Les parties ont été régulièrement averties du jour de l'audience.

Ont été entendus au cours de l'audience publique :

- le rapport de Mme Lellouch,

- les conclusions de M. A...,

- les observations de Me Blanchard, représentant la société Eiffage Rail Express, et celles de Me de Cenival, représentant la société SNCF Réseau.

Considérant ce qui suit :

1. M. D... est propriétaire sur le territoire de la commune de Coulans-sur-Gée (Sarthe) d'un château datant du XVIIIème siècle dont la façade et la toiture ont été inscrits à l'inventaire supplémentaire des monuments historiques. Cette demeure comprend également des dépendances, un parc de 48 hectares, des bois et des prairies. Estimant subir des préjudices du fait de l'implantation et de la mise en exploitation de la ligne à grande vitesse (LGV) Bretagne-Pays de la Loire à proximité de sa propriété, M. D... a saisi l'État, Réseau ferré de France, devenu la société SNCF Réseau, et la société Eiffage Rail Express de demandes indemnitaires préalables en réparation de ses préjudices, lesquelles ont été implicitement rejetées. S'il a obtenu avant les travaux, dans un cadre amiable, l'indemnisation de ses préjudices, notamment cynégétiques, par la société Eiffage Rail Express, à hauteur de 257 277,55 euros, ainsi que la prise en charge de travaux, notamment paysagers, permettant de limiter les nuisances sonores et visuelles, le protocole transactionnel conclu le

11 octobre 2013 réservait expressément la question de la compensation de la perte de valeur vénale de sa propriété. Faute d'accord sur ce point, l'intéressé a alors demandé au tribunal administratif de Nantes de condamner solidairement l'État, Réseau ferré de France et la société Eiffage Rail Express à lui verser la somme de 1 487 710 euros en réparation de cette perte de valeur. Par un jugement du 9 avril 2019, le tribunal a condamné la seule société Eiffage Rail Express à lui verser la somme de 743 854 euros, majorée des intérêts au taux légal à compter du 26 janvier 2015. La société Eiffage Rail Express a relevé appel de ce jugement. La société SNCF Réseau s'est pourvue en cassation contre l'arrêt du 26 mars 2021 par lequel la cour administrative d'appel de Nantes a annulé le jugement du tribunal administratif de Nantes du 9 avril 2019, l'a condamnée à verser à M. D... la somme de 743 854 euros majorée des intérêts au taux légal à compter du 26 janvier 2015 et a mis à sa charge les frais de l'expertise d'un montant de 11 578,39 euros. Par une décision du 8 février 2022, le Conseil d'État, statuant au contentieux, a annulé l'arrêt du 26 mars 2021 et a renvoyé devant la cour l'affaire, qui porte désormais le n° 22NT00356. Par un arrêt avant dire droit du 1er juillet 2022, la cour a, avant de statuer sur la requête de la société Eiffage Rail Express et sur les conclusions présentées par la voie de l'appel incident par M. D..., ordonné une expertise afin d'obtenir les éléments lui permettant d'apprécier les nuisances de toute nature engendrées par la présence et le fonctionnement de la ligne à grande vitesse Bretagne-Pays de la Loire susceptibles d'influer sur la valeur vénale de la propriété de M. D... et d'évaluer, le cas échéant, la perte de valeur vénale de cette propriété. L'expert a remis son rapport le 4 mai 2023.

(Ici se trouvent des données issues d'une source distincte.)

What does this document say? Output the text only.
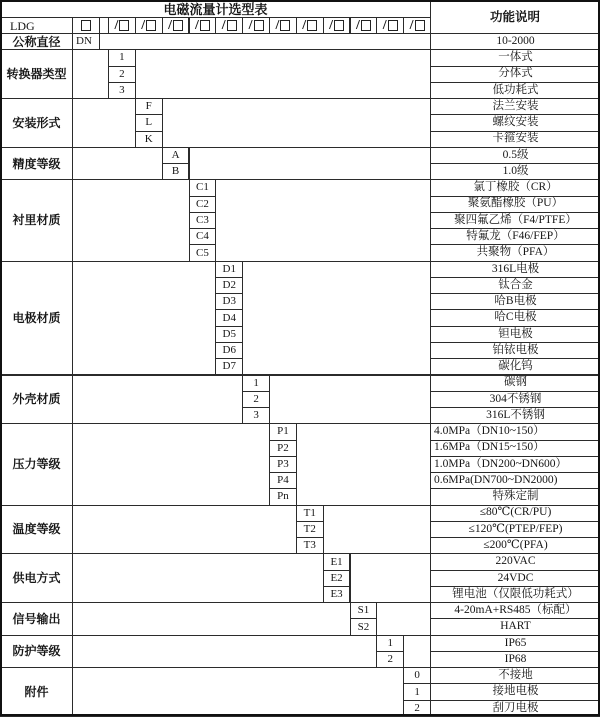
电磁流量计选型表
功能说明
LDG	/ / / / / / / / / / / /
公称直径	DN	10-2000
转换器类型
1	一体式
2	分体式
3	低功耗式
安装形式
F	法兰安装
L	螺纹安装
K	卡箍安装
精度等级
A	0.5级
B	1.0级
衬里材质
C1	氯丁橡胶（CR）
C2	聚氨酯橡胶（PU）
C3	聚四氟乙烯（F4/PTFE）
C4	特氟龙（F46/FEP）
C5	共聚物（PFA）
电极材质
D1	316L电极
D2	钛合金
D3	哈B电极
D4	哈C电极
D5	钽电极
D6	铂铱电极
D7	碳化钨
外壳材质
1	碳钢
2	304不锈钢
3	316L不锈钢
压力等级
P1	4.0MPa（DN10~150）
P2	1.6MPa（DN15~150）
P3	1.0MPa（DN200~DN600）
P4	0.6MPa(DN700~DN2000)
Pn	特殊定制
温度等级
T1	≤80℃(CR/PU)
T2	≤120℃(PTEP/FEP)
T3	≤200℃(PFA)
供电方式
E1	220VAC
E2	24VDC
E3	锂电池（仅限低功耗式）
信号输出
S1	4-20mA+RS485（标配）
S2	HART
防护等级
1	IP65
2	IP68
附件
0	不接地
1	接地电极
2	刮刀电极
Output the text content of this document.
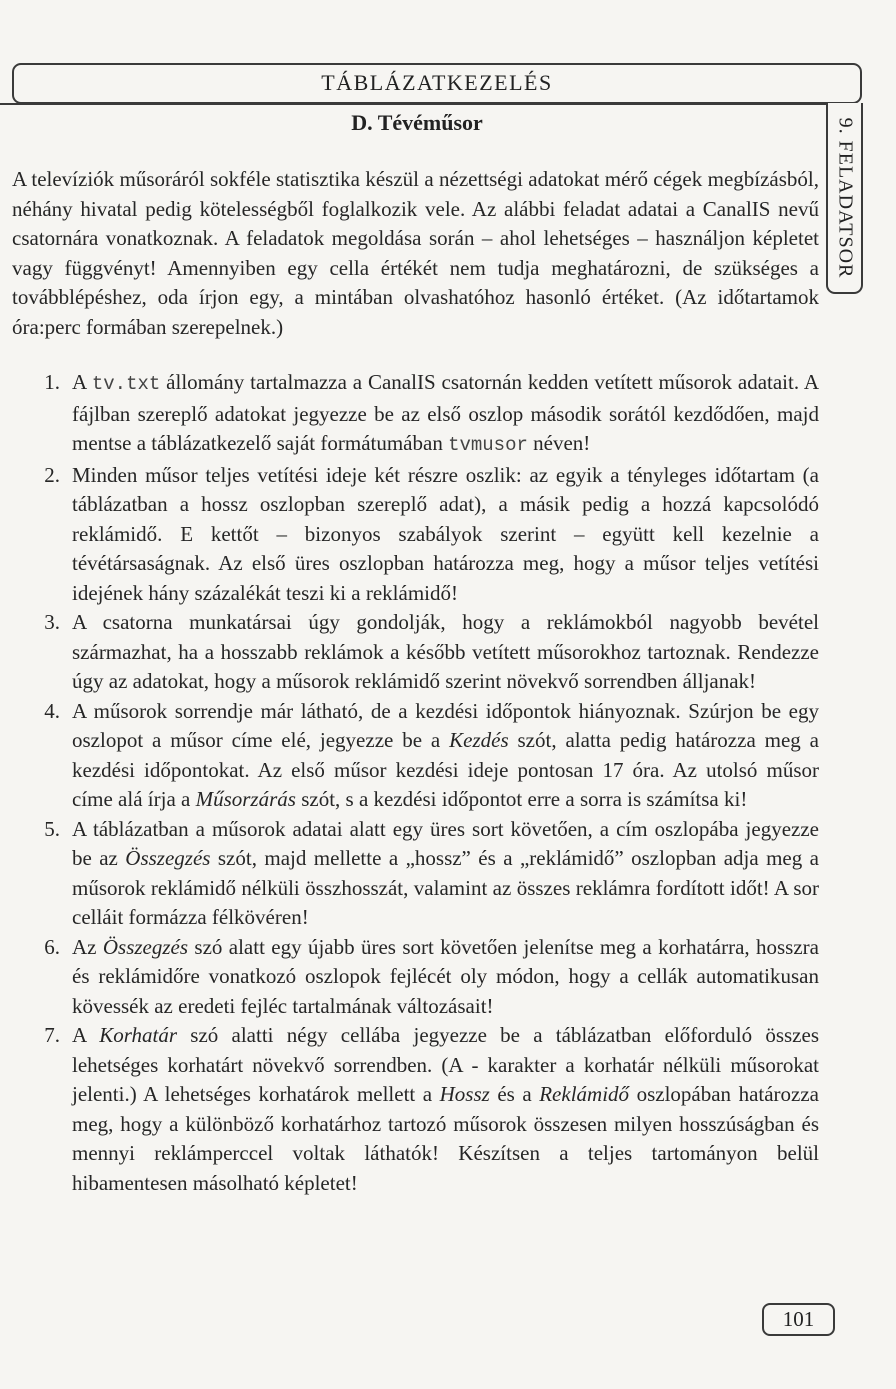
TÁBLÁZATKEZELÉS
9. FELADATSOR
D. Tévéműsor
A televíziók műsoráról sokféle statisztika készül a nézettségi adatokat mérő cégek megbízásból, néhány hivatal pedig kötelességből foglalkozik vele. Az alábbi feladat adatai a CanalIS nevű csatornára vonatkoznak. A feladatok megoldása során – ahol lehetséges – használjon képletet vagy függvényt! Amennyiben egy cella értékét nem tudja meghatározni, de szükséges a továbblépéshez, oda írjon egy, a mintában olvashatóhoz hasonló értéket. (Az időtartamok óra:perc formában szerepelnek.)
1. A tv.txt állomány tartalmazza a CanalIS csatornán kedden vetített műsorok adatait. A fájlban szereplő adatokat jegyezze be az első oszlop második sorától kezdődően, majd mentse a táblázatkezelő saját formátumában tvmusor néven!
2. Minden műsor teljes vetítési ideje két részre oszlik: az egyik a tényleges időtartam (a táblázatban a hossz oszlopban szereplő adat), a másik pedig a hozzá kapcsolódó reklámidő. E kettőt – bizonyos szabályok szerint – együtt kell kezelnie a tévétársaságnak. Az első üres oszlopban határozza meg, hogy a műsor teljes vetítési idejének hány százalékát teszi ki a reklámidő!
3. A csatorna munkatársai úgy gondolják, hogy a reklámokból nagyobb bevétel származhat, ha a hosszabb reklámok a később vetített műsorokhoz tartoznak. Rendezze úgy az adatokat, hogy a műsorok reklámidő szerint növekvő sorrendben álljanak!
4. A műsorok sorrendje már látható, de a kezdési időpontok hiányoznak. Szúrjon be egy oszlopot a műsor címe elé, jegyezze be a Kezdés szót, alatta pedig határozza meg a kezdési időpontokat. Az első műsor kezdési ideje pontosan 17 óra. Az utolsó műsor címe alá írja a Műsorzárás szót, s a kezdési időpontot erre a sorra is számítsa ki!
5. A táblázatban a műsorok adatai alatt egy üres sort követően, a cím oszlopába jegyezze be az Összegzés szót, majd mellette a „hossz” és a „reklámidő” oszlopban adja meg a műsorok reklámidő nélküli összhosszát, valamint az összes reklámra fordított időt! A sor celláit formázza félkövéren!
6. Az Összegzés szó alatt egy újabb üres sort követően jelenítse meg a korhatárra, hosszra és reklámidőre vonatkozó oszlopok fejlécét oly módon, hogy a cellák automatikusan kövessék az eredeti fejléc tartalmának változásait!
7. A Korhatár szó alatti négy cellába jegyezze be a táblázatban előforduló összes lehetséges korhatárt növekvő sorrendben. (A - karakter a korhatár nélküli műsorokat jelenti.) A lehetséges korhatárok mellett a Hossz és a Reklámidő oszlopában határozza meg, hogy a különböző korhatárhoz tartozó műsorok összesen milyen hosszúságban és mennyi reklámperccel voltak láthatók! Készítsen a teljes tartományon belül hibamentesen másolható képletet!
101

Sur les conclusions indemnitaires :

En ce qui concerne la détermination de la personne publique responsable :

2. Aux termes de l'article 1er de l'ordonnance du 17 juin 2004 sur les contrats de partenariat, applicable au litige : " I. - Le contrat de partenariat est un contrat administratif par lequel l'Etat ou un établissement public de l'Etat confie à un tiers, pour une période déterminée en fonction de la durée d'amortissement des investissements ou des modalités de financement retenues, une mission globale ayant pour objet la construction ou la transformation, l'entretien, la maintenance, l'exploitation ou la gestion d'ouvrages, d'équipements ou de biens immatériels nécessaires au service public, ainsi que tout ou partie de leur financement à l'exception de toute participation au capital. / Il peut également avoir pour objet tout ou partie de la conception de ces ouvrages, équipements ou biens immatériels ainsi que des prestations de services concourant à l'exercice, par la personne publique, de la mission de service public dont elle est chargée. / II. - Le cocontractant de la personne publique assure la maîtrise d'ouvrage des travaux à réaliser. Après décision de l'Etat, il peut être chargé d'acquérir les biens nécessaires à la réalisation de l'opération, y compris, le cas échéant, par voie d'expropriation. (...) La rémunération du cocontractant fait l'objet d'un paiement par la personne publique pendant toute la durée du contrat. Elle est liée à des objectifs de performance assignés au cocontractant. (...) ". Aux termes de l'article 11 de cette ordonnance : " Un contrat de partenariat comporte nécessairement des clauses relatives : / a) A sa durée ; / b) Aux conditions dans lesquelles est établi le partage des risques entre la personne publique et son cocontractant ; / c) Aux objectifs de performance assignés au cocontractant, (...) / d) A la rémunération du cocontractant, (...) ".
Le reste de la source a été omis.